Monday, December 28, 2015

Earned Value Management


Earned Value Management is a technique used to compare the progress of the project with respect to cost and or schedule baseline. This technique is used to measure the progress at any convenient point during the project. The key parameters that are measured are Planned Value, Actual Cost and Earned Value.

Planned Value (PV) is the amount of work that should be done as on day

Earned Value (EV) is the amount of work that has been accomplished as on day

Actual Cost (AC) is the cost which is incurred as on day to accomplish the work.

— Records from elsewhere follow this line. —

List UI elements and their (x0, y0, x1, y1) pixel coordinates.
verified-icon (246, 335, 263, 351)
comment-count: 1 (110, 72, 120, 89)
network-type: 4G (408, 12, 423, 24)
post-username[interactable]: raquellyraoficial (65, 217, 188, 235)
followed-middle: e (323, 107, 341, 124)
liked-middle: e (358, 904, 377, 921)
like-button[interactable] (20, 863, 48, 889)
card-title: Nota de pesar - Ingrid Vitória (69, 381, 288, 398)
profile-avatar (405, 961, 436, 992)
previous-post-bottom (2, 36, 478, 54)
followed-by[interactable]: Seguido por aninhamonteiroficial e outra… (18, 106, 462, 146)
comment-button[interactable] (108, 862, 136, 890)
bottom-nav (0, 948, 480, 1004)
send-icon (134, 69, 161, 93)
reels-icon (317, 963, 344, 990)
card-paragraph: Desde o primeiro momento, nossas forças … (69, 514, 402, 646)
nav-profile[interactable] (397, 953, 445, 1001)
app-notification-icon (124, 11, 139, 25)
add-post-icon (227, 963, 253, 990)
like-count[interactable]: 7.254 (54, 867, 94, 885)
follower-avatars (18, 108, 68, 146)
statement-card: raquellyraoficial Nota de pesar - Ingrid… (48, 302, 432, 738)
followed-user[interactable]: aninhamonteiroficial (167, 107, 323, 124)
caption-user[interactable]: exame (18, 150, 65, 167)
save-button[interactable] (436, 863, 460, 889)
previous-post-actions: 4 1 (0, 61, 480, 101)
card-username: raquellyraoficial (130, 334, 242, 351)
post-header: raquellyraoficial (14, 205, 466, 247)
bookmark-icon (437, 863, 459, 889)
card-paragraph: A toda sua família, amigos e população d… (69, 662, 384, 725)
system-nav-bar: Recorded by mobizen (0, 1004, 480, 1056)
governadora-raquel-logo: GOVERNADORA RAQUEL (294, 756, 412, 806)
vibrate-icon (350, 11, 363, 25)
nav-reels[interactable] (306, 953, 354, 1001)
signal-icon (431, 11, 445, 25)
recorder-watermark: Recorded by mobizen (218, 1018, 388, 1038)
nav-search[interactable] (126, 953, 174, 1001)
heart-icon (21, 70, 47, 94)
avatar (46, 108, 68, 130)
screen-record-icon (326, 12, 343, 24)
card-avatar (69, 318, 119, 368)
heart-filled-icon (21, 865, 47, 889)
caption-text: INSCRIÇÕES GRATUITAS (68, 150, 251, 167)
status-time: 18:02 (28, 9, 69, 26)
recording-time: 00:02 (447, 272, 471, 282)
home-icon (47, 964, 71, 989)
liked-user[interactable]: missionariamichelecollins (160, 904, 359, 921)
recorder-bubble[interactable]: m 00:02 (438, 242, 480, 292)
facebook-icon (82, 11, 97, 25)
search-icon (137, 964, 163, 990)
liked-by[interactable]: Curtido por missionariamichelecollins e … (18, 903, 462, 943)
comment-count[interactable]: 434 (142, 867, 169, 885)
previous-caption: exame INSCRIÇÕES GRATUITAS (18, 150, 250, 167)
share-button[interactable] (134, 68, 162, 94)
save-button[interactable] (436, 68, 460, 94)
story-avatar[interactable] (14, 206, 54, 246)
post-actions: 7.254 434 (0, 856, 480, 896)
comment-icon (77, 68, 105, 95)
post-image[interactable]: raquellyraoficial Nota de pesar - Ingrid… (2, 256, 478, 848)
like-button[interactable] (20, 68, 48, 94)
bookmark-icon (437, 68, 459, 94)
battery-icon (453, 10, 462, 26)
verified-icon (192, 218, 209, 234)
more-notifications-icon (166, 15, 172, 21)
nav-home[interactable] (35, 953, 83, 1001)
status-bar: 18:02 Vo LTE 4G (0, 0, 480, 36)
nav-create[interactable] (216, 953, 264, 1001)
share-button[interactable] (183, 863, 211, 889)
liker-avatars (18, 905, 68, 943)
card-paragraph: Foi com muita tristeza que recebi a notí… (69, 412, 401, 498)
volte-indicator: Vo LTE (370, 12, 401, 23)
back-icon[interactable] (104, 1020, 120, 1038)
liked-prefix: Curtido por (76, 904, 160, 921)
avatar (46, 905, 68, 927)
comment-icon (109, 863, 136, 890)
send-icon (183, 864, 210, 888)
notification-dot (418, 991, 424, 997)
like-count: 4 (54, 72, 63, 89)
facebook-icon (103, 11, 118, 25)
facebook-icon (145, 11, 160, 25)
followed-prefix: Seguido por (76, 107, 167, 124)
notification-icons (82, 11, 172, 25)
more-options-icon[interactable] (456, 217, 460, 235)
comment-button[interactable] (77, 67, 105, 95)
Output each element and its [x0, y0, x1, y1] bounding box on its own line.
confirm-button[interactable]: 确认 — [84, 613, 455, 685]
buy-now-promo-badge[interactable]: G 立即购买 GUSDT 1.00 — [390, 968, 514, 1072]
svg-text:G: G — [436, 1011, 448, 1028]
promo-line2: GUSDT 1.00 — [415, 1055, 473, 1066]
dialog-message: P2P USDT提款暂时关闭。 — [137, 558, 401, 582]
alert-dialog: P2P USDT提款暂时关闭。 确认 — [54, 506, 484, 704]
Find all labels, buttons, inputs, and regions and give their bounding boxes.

Using these parameters one can calculate the variances namely schedule variance (SV) and cost variance (CV) and the performance indices Schedule Performance Index (SPI) and Cost Performance Index (CPI).

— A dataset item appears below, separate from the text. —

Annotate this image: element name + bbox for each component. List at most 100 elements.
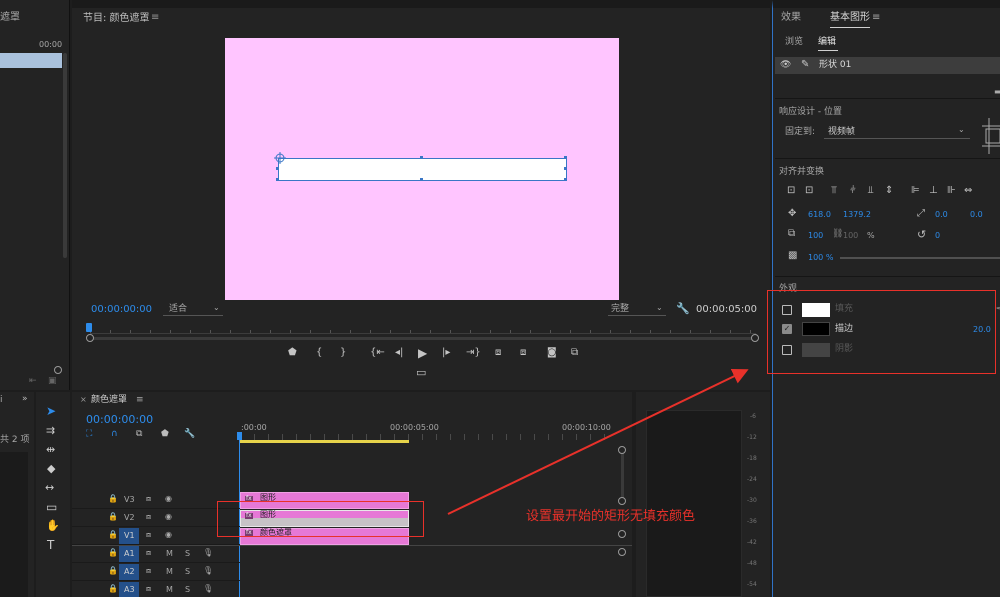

SV= EV-PV, CV=EV-AC, SPI=EV/PV and CPI=EV/AC.

Ideally SV & CV should be zero and SPI & CPI should be 1.

If SV is negative then the project behind the schedule and if SV is positive then the project is ahead of the schedule. Similarly, if SPI is less than 1, then the project behind the schedule and if SPI is greater than 1, then the project is ahead of the schedule.

If CV is negative then the project over budget and if CV is positive then the project is under the budget. Similarly, if CPI is less than 1, then the project over budget and if CPI is greater than 1, then the project is under the budget.

Earned Value Management technique is used under the process Control Costs.